Sales tax nexus refers to the level of connection a business has with a state that triggers a tax obligation. Once nexus is established, a company may be required to collect and remit sales tax in that jurisdiction.
Nexus can be triggered by:
- Revenue or transaction thresholds (economic nexus)
- Remote employees
- Contractors operating in-state
- Warehousing inventory
- Physical office presence
- Marketplace activity
After the Supreme Court’s Wayfair decision, economic nexus rules significantly expanded multi-state obligations, even for remote-first companies.
For SaaS, AI, ecommerce, and product startups, state tax rules vary widely. Some states tax digital products including SaaS, while others do not.
When Do Startups Need to Evaluate State Nexus?

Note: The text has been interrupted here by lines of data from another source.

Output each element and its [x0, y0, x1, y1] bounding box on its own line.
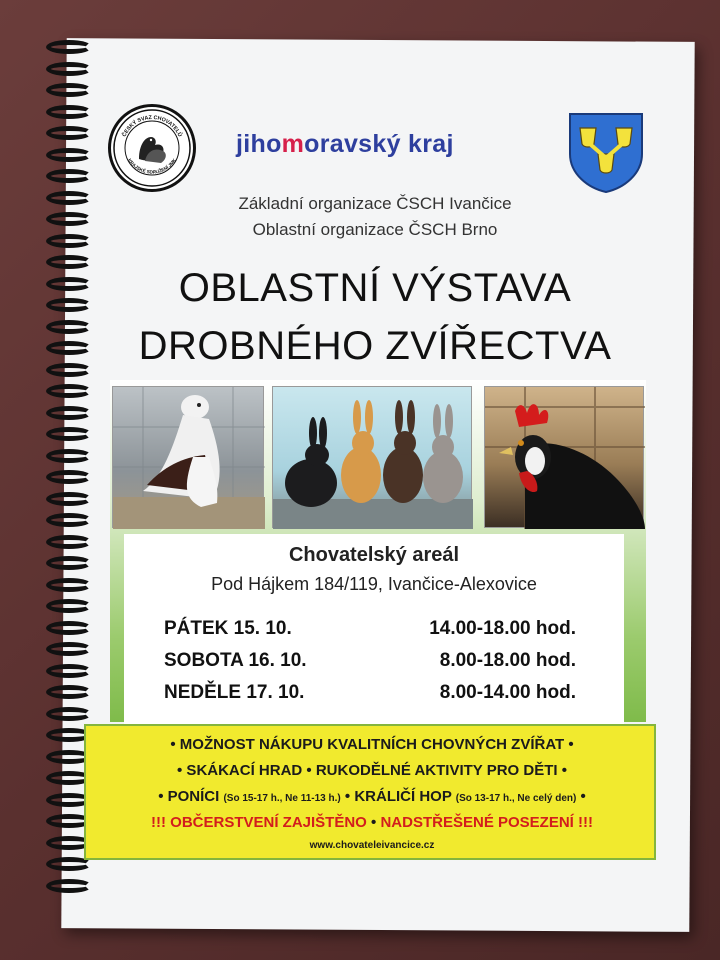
- region-text-part-2: oravský kraj: [304, 130, 454, 158]
- ponies-label: • PONÍCI: [158, 788, 220, 805]
- event-title-line-1: OBLASTNÍ VÝSTAVA: [178, 266, 572, 310]
- schedule-time: 8.00-18.00 hod.: [439, 650, 576, 671]
- separator-bullet: •: [371, 814, 377, 831]
- schedule-day: PÁTEK 15. 10.: [164, 618, 292, 639]
- binding-ring: [46, 513, 92, 527]
- event-info-box: [124, 534, 624, 724]
- binding-ring: [46, 470, 92, 484]
- rabbit-hop-hours: (So 13-17 h., Ne celý den): [455, 793, 577, 804]
- organizer-primary: Základní organizace ČSCH Ivančice: [238, 194, 512, 213]
- region-text-part-1: jiho: [236, 130, 282, 158]
- rabbits-illustration-icon: [273, 387, 473, 529]
- binding-ring: [46, 556, 92, 570]
- schedule-day: SOBOTA 16. 10.: [164, 650, 307, 671]
- binding-ring: [46, 384, 92, 398]
- website-url: www.chovateleivancice.cz: [309, 840, 435, 851]
- schedule-day: NEDĚLE 17. 10.: [164, 682, 305, 703]
- line-end-bullet: •: [580, 788, 586, 805]
- binding-ring: [46, 707, 92, 721]
- region-text-m: m: [281, 130, 305, 158]
- region-logo-text: [236, 130, 454, 159]
- binding-ring: [46, 578, 92, 592]
- pigeon-photo: [112, 386, 264, 528]
- breeders-union-logo: [108, 104, 196, 192]
- pigeon-illustration-icon: [113, 387, 265, 529]
- refreshments-text: !!! OBČERSTVENÍ ZAJIŠTĚNO: [151, 814, 367, 831]
- feature-line-refreshments: [86, 814, 658, 831]
- covered-seating-text: NADSTŘEŠENÉ POSEZENÍ !!!: [380, 814, 593, 831]
- binding-ring: [46, 621, 92, 635]
- binding-ring: [46, 427, 92, 441]
- event-title-line-2: DROBNÉHO ZVÍŘECTVA: [138, 324, 612, 368]
- binding-ring: [46, 879, 92, 893]
- features-banner: [84, 724, 656, 860]
- binding-ring: [46, 642, 92, 656]
- binding-ring: [46, 492, 92, 506]
- logo-ring-bottom-text: KRAJSKÉ SDRUŽENÍ JMK: [127, 157, 177, 175]
- binding-ring: [46, 449, 92, 463]
- binding-ring: [46, 599, 92, 613]
- schedule-time: 8.00-14.00 hod.: [439, 682, 576, 703]
- feature-line-ponies-rabbits: [86, 788, 658, 805]
- schedule-time: 14.00-18.00 hod.: [429, 618, 576, 639]
- rabbits-photo: [272, 386, 472, 528]
- binding-ring: [46, 62, 92, 76]
- coat-of-arms-icon: [566, 110, 646, 194]
- binding-ring: [46, 685, 92, 699]
- rabbit-hop-label: • KRÁLIČÍ HOP: [344, 788, 452, 805]
- binding-ring: [46, 126, 92, 140]
- binding-ring: [46, 148, 92, 162]
- logo-ring-top-text: ČESKÝ SVAZ CHOVATELŮ: [121, 114, 183, 138]
- organizer-regional: Oblastní organizace ČSCH Brno: [252, 220, 498, 239]
- binding-ring: [46, 83, 92, 97]
- binding-ring: [46, 40, 92, 54]
- pigeons-emblem-icon: [111, 107, 193, 189]
- venue-address: Pod Hájkem 184/119, Ivančice-Alexovice: [211, 574, 537, 594]
- rooster-illustration-icon: [485, 387, 645, 529]
- binding-ring: [46, 406, 92, 420]
- ponies-hours: (So 15-17 h., Ne 11-13 h.): [223, 793, 341, 804]
- rooster-photo: [484, 386, 644, 528]
- binding-ring: [46, 535, 92, 549]
- venue-name: Chovatelský areál: [288, 544, 460, 566]
- feature-line-purchase: • MOŽNOST NÁKUPU KVALITNÍCH CHOVNÝCH ZVÍŘAT •: [170, 736, 574, 753]
- binding-ring: [46, 105, 92, 119]
- binding-ring: [46, 664, 92, 678]
- feature-line-activities: • SKÁKACÍ HRAD • RUKODĚLNÉ AKTIVITY PRO DĚTI •: [177, 762, 567, 779]
- binding-ring: [46, 169, 92, 183]
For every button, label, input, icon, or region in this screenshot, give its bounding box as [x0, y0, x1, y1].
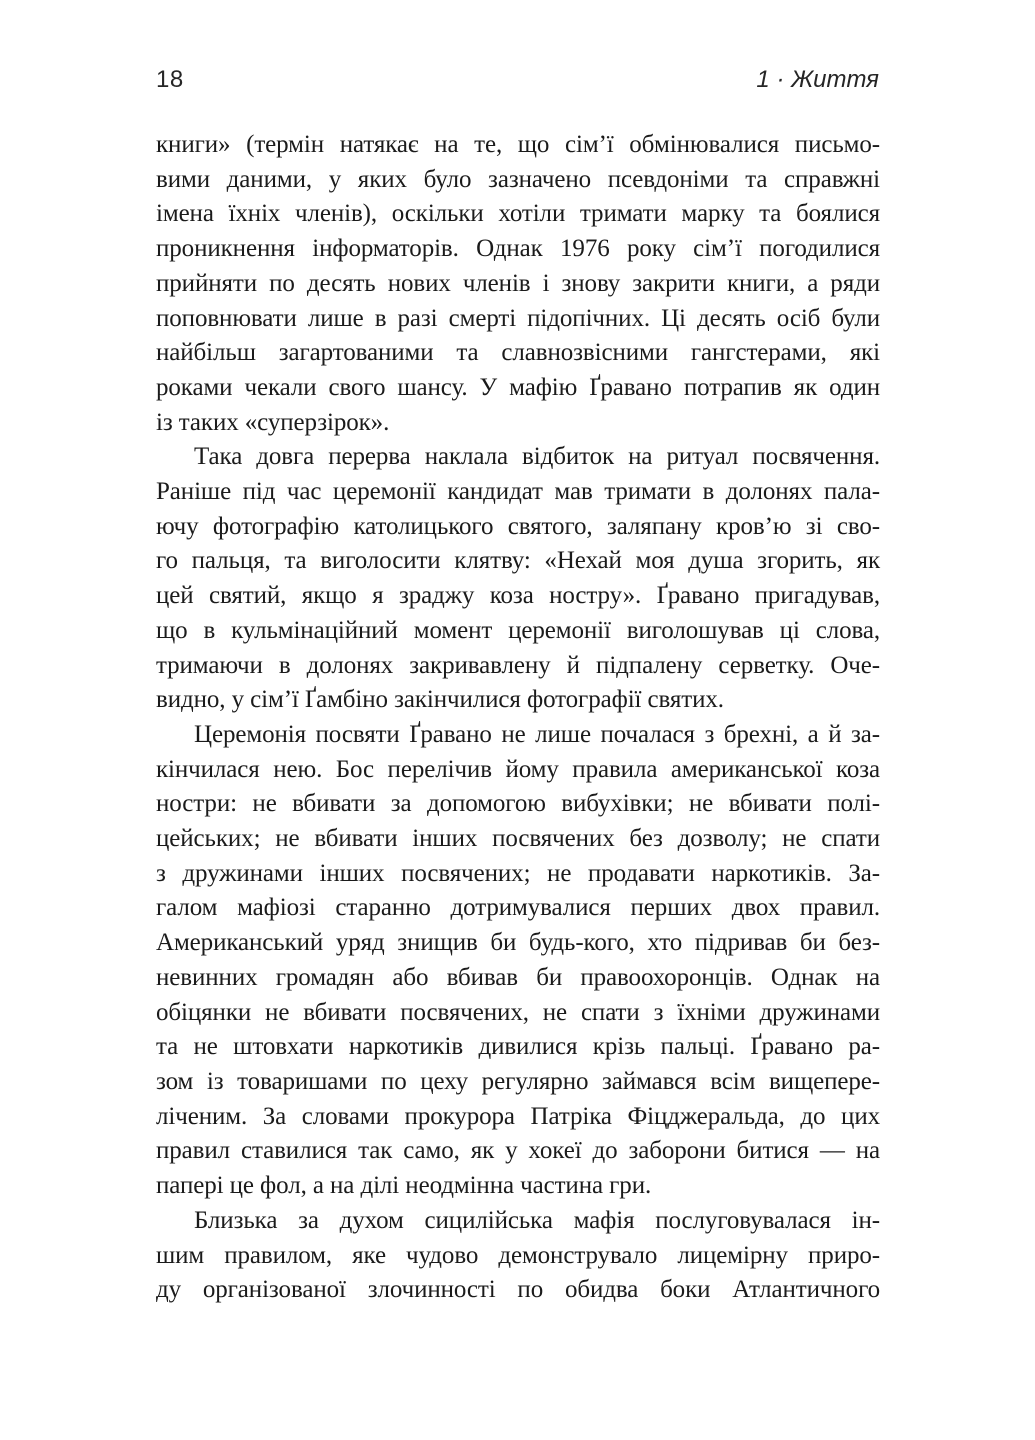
text-line: правил ставилися так само, як у хокеї до заборони битися — на [156, 1137, 880, 1165]
text-line: поповнювати лише в разі смерті підопічних. Ці десять осіб були [156, 304, 880, 332]
text-line: ючу фотографію католицького святого, заляпану кров’ю зі сво- [156, 512, 880, 540]
text-line: вими даними, у яких було зазначено псевдоніми та справжні [156, 165, 880, 193]
text-line: що в кульмінаційний момент церемонії виголошував ці слова, [156, 616, 880, 644]
text-line: ду організованої злочинності по обидва боки Атлантичного [156, 1276, 880, 1304]
text-line: з дружинами інших посвячених; не продавати наркотиків. За- [156, 859, 880, 887]
text-line: тримаючи в долонях закривавлену й підпалену серветку. Оче- [156, 651, 880, 679]
text-line: Церемонія посвяти Ґравано не лише почалася з брехні, а й за- [194, 720, 880, 748]
text-line: Близька за духом сицилійська мафія послуговувалася ін- [194, 1206, 880, 1234]
text-line: імена їхніх членів), оскільки хотіли тримати марку та боялися [156, 200, 880, 228]
paragraph [156, 1204, 880, 1308]
text-line: роками чекали свого шансу. У мафію Ґравано потрапив як один [156, 373, 880, 401]
text-line: го пальця, та виголосити клятву: «Нехай моя душа згорить, як [156, 547, 880, 575]
paragraph [156, 718, 880, 1204]
body-text [156, 128, 880, 1308]
page-header [156, 66, 879, 94]
text-line: галом мафіозі старанно дотримувалися перших двох правил. [156, 894, 880, 922]
page-number: 18 [156, 66, 184, 93]
text-line: кінчилася нею. Бос перелічив йому правила американської коза [156, 755, 880, 783]
text-line: цейських; не вбивати інших посвячених без дозволу; не спати [156, 825, 880, 853]
text-line: видно, у сім’ї Ґамбіно закінчилися фотографії святих. [156, 686, 724, 714]
text-line: папері це фол, а на ділі неодмінна частина гри. [156, 1172, 652, 1200]
text-line: шим правилом, яке чудово демонструвало лицемірну приро- [156, 1241, 880, 1269]
paragraph [156, 128, 880, 440]
text-line: Така довга перерва наклала відбиток на ритуал посвячення. [194, 443, 880, 471]
text-line: зом із товаришами по цеху регулярно займався всім вищепере- [156, 1067, 880, 1095]
text-line: прийняти по десять нових членів і знову закрити книги, а ряди [156, 269, 880, 297]
text-line: цей святий, якщо я зраджу коза ностру». Ґравано пригадував, [156, 582, 880, 610]
text-line: обіцянки не вбивати посвячених, не спати з їхніми дружинами [156, 998, 880, 1026]
text-line: ліченим. За словами прокурора Патріка Фіцджеральда, до цих [156, 1102, 880, 1130]
text-line: Американський уряд знищив би будь-кого, хто підривав би без- [156, 929, 880, 957]
text-line: Раніше під час церемонії кандидат мав тримати в долонях пала- [156, 478, 880, 506]
text-line: із таких «суперзірок». [156, 408, 390, 436]
text-line: проникнення інформаторів. Однак 1976 року сім’ї погодилися [156, 235, 880, 263]
text-line: книги» (термін натякає на те, що сім’ї обмінювалися письмо- [156, 131, 880, 158]
text-line: та не штовхати наркотиків дивилися крізь пальці. Ґравано ра- [156, 1033, 880, 1061]
running-head-chapter: 1 · Життя [756, 66, 879, 93]
text-line: найбільш загартованими та славнозвісними гангстерами, які [156, 339, 880, 367]
text-line: невинних громадян або вбивав би правоохоронців. Однак на [156, 963, 880, 991]
paragraph [156, 440, 880, 718]
text-line: ностри: не вбивати за допомогою вибухівки; не вбивати полі- [156, 790, 880, 818]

Sales tax review is often overdue by the time fundraising begins.
Common inflection points include:
- Crossing revenue thresholds in multiple states
- Hiring remote employees
- Expanding into ecommerce or physical goods
- Using fulfillment centers or third-party logistics providers
- Undergoing a financial statement audit
- Expanding internationally
If you operate across state lines, nexus analysis should be proactive, not reactive.

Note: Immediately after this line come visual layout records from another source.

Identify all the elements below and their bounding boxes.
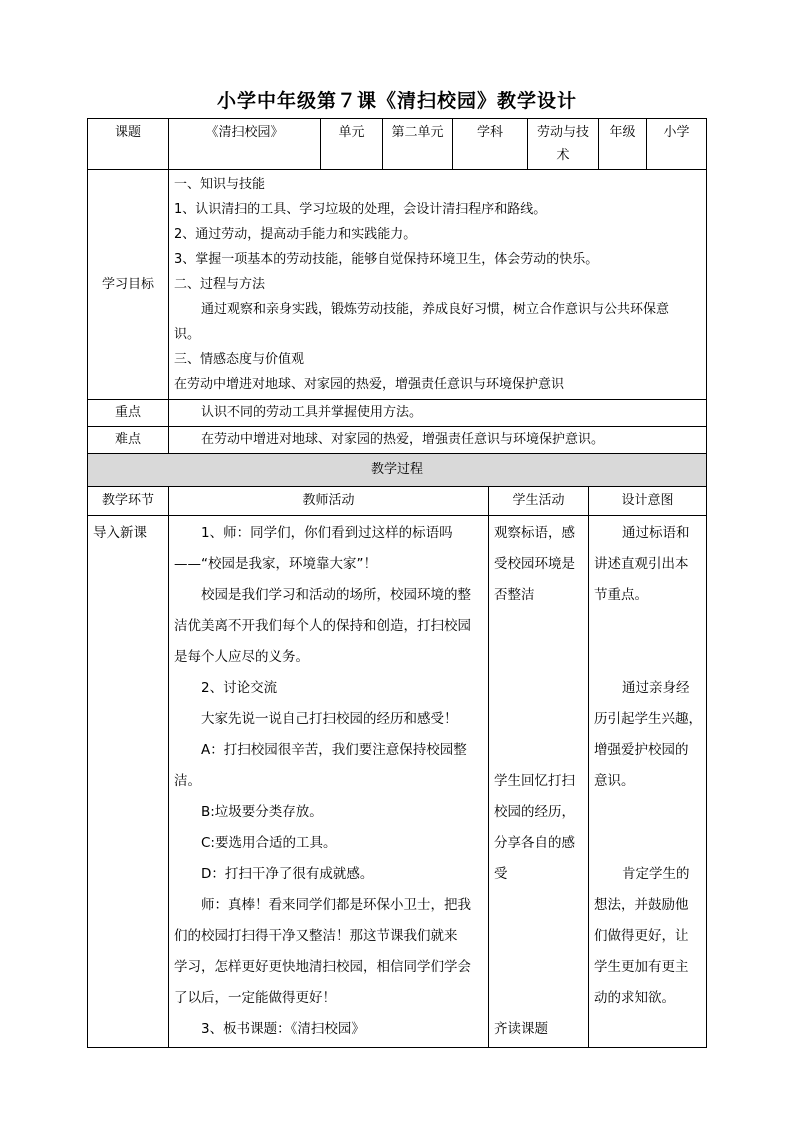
column-divider <box>588 486 589 1047</box>
column-header-stage: 教学环节 <box>101 493 154 508</box>
stage-name: 导入新课 <box>93 525 147 541</box>
teacher-line: B:垃圾要分类存放。 <box>201 804 323 820</box>
teacher-line: 学习，怎样更好更快地清扫校园，相信同学们学会 <box>174 959 471 975</box>
key-point-label: 重点 <box>114 405 141 420</box>
student-line: 观察标语，感 <box>494 525 575 541</box>
teacher-line: 1、师：同学们，你们看到过这样的标语吗 <box>201 525 453 541</box>
lesson-label: 课题 <box>114 125 141 140</box>
intent-line: 意识。 <box>594 773 635 789</box>
teacher-line: A：打扫校园很辛苦，我们要注意保持校园整 <box>201 742 467 758</box>
teacher-line: D：打扫干净了很有成就感。 <box>201 866 374 882</box>
intent-line: 肯定学生的 <box>622 866 690 882</box>
teacher-line: 3、板书课题：《清扫校园》 <box>201 1021 365 1037</box>
key-point-text: 认识不同的劳动工具并掌握使用方法。 <box>201 405 423 420</box>
teacher-line: 是每个人应尽的义务。 <box>174 649 309 665</box>
column-header-intent: 设计意图 <box>621 493 674 508</box>
objective-line: 二、过程与方法 <box>174 277 266 292</box>
column-header-teacher: 教师活动 <box>302 493 355 508</box>
student-line: 齐读课题 <box>494 1021 548 1037</box>
row-divider <box>87 515 707 516</box>
teacher-line: ——“校园是我家，环境靠大家”！ <box>174 556 377 572</box>
intent-line: 增强爱护校园的 <box>594 742 689 758</box>
objective-line: 识。 <box>174 327 201 342</box>
document-title: 小学中年级第７课《清扫校园》教学设计 <box>216 90 577 112</box>
grade-label: 年级 <box>609 125 636 140</box>
intent-line: 通过标语和 <box>622 525 690 541</box>
lesson-value: 《清扫校园》 <box>205 125 284 140</box>
table-top-border <box>87 118 707 119</box>
difficult-point-text: 在劳动中增进对地球、对家园的热爱，增强责任意识与环境保护意识。 <box>201 432 605 447</box>
intent-line: 们做得更好，让 <box>594 928 689 944</box>
student-line: 否整洁 <box>494 587 535 603</box>
teacher-line: 了以后，一定能做得更好！ <box>174 990 336 1006</box>
intent-line: 想法，并鼓励他 <box>594 897 689 913</box>
teacher-line: 大家先说一说自己打扫校园的经历和感受！ <box>201 711 458 727</box>
intent-line: 动的求知欲。 <box>594 990 675 1006</box>
subject-value-line-1: 劳动与技 <box>536 125 589 140</box>
intent-line: 历引起学生兴趣， <box>594 711 702 727</box>
difficult-point-label: 难点 <box>114 432 141 447</box>
subject-label: 学科 <box>476 125 503 140</box>
student-line: 分享各自的感 <box>494 835 575 851</box>
teacher-line: 2、讨论交流 <box>201 680 278 696</box>
objective-line: 通过观察和亲身实践，锻炼劳动技能，养成良好习惯，树立合作意识与公共环保意 <box>201 302 670 317</box>
student-line: 学生回忆打扫 <box>494 773 575 789</box>
teacher-line: 洁优美离不开我们每个人的保持和创造，打扫校园 <box>174 618 471 634</box>
teacher-line: C:要选用合适的工具。 <box>201 835 337 851</box>
objective-line: 3、掌握一项基本的劳动技能，能够自觉保持环境卫生，体会劳动的快乐。 <box>174 252 599 267</box>
intent-line: 讲述直观引出本 <box>594 556 689 572</box>
column-divider <box>168 486 169 1047</box>
unit-label: 单元 <box>338 125 365 140</box>
intent-line: 学生更加有更主 <box>594 959 689 975</box>
unit-value: 第二单元 <box>391 125 444 140</box>
teacher-line: 们的校园打扫得干净又整洁！那这节课我们就来 <box>174 928 458 944</box>
row-divider <box>87 486 707 487</box>
row-divider <box>87 453 707 454</box>
intent-line: 通过亲身经 <box>622 680 690 696</box>
teacher-line: 洁。 <box>174 773 201 789</box>
student-line: 受校园环境是 <box>494 556 575 572</box>
intent-line: 节重点。 <box>594 587 648 603</box>
row-divider <box>87 169 707 170</box>
table-right-border <box>706 118 707 1047</box>
student-line: 受 <box>494 866 508 882</box>
process-header: 教学过程 <box>370 462 423 477</box>
student-line: 校园的经历， <box>494 804 575 820</box>
teacher-line: 校园是我们学习和活动的场所，校园环境的整 <box>201 587 471 603</box>
objective-line: 三、情感态度与价值观 <box>174 352 305 367</box>
grade-value: 小学 <box>663 125 690 140</box>
subject-value-line-2: 术 <box>556 148 570 163</box>
column-divider <box>488 486 489 1047</box>
objective-line: 一、知识与技能 <box>174 177 266 192</box>
objective-line: 在劳动中增进对地球、对家园的热爱，增强责任意识与环境保护意识 <box>174 377 565 392</box>
table-left-border <box>87 118 88 1047</box>
teacher-line: 师：真棒！看来同学们都是环保小卫士，把我 <box>201 897 471 913</box>
column-header-student: 学生活动 <box>512 493 565 508</box>
column-divider <box>168 118 169 453</box>
objectives-label: 学习目标 <box>101 277 154 292</box>
objective-line: 2、通过劳动，提高动手能力和实践能力。 <box>174 227 417 242</box>
objective-line: 1、认识清扫的工具、学习垃圾的处理，会设计清扫程序和路线。 <box>174 202 547 217</box>
table-bottom-border <box>87 1047 707 1048</box>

Common Sales Tax and Nexus Challenges
Economic Nexus Threshold Confusion
Each state sets different revenue and transaction thresholds. Startups may trigger nexus without realizing it.
Inventory and Physical Presence Exposure
Warehousing inventory, using fulfillment centers, or storing goods with third parties often creates nexus.
Remote Workforce Expansion
Remote employees can establish physical nexus, triggering registration and filing requirements.
Marketplace and Platform Obligations
Selling through marketplaces may shift collection responsibility, but obligations vary by state.
SaaS and Digital Services Complexity
States differ in how they tax SaaS, AI services, and digital products. Incorrect classification leads to under-collection or over-collection.
Historical Exposure and Back Taxes
Unregistered states with triggered nexus can create accumulated liabilities, penalties, and interest that surface during diligence.
How Burkland Supports Sales Tax Compliance
Burkland helps venture-backed startups proactively manage state nexus and sales tax exposure.
Our support includes:
- Nexus exposure assessment across jurisdictions
- SaaS and digital services taxability analysis
- Inventory and physical presence review
- Registration and compliance setup
- Historical exposure assessment and remediation planning
- Voluntary disclosure strategy support
- Sales tax automation tool selection and integration
- Ongoing monitoring and support as your footprint expands
Multi-state tax risk rarely stays small. We help startups identify and address exposure early, reducing legal risk, financial loss, and deal friction before they impact growth.
What Strong Sales Tax Compliance Looks Like
Startups with disciplined sales tax processes typically have:
- Documented nexus analysis
- Clear taxability determination for products and services
- Automated sales tax collection systems
- Timely state registrations and filings
- Clean reconciliation between sales and tax reports
- Documented remediation strategy for historical exposure
There are no surprises when auditors review equity expense reports.
How Sales Tax Risk Impacts Fundraising and Exit
Sales tax exposure is frequently identified during financial diligence.
Unresolved nexus issues can:
- Delay fundraising
- Require escrow or holdbacks
- Reduce valuation
- Increase audit scrutiny
- Complicate M&A transactions
Proactive compliance strengthens negotiating leverage and protects deal momentum.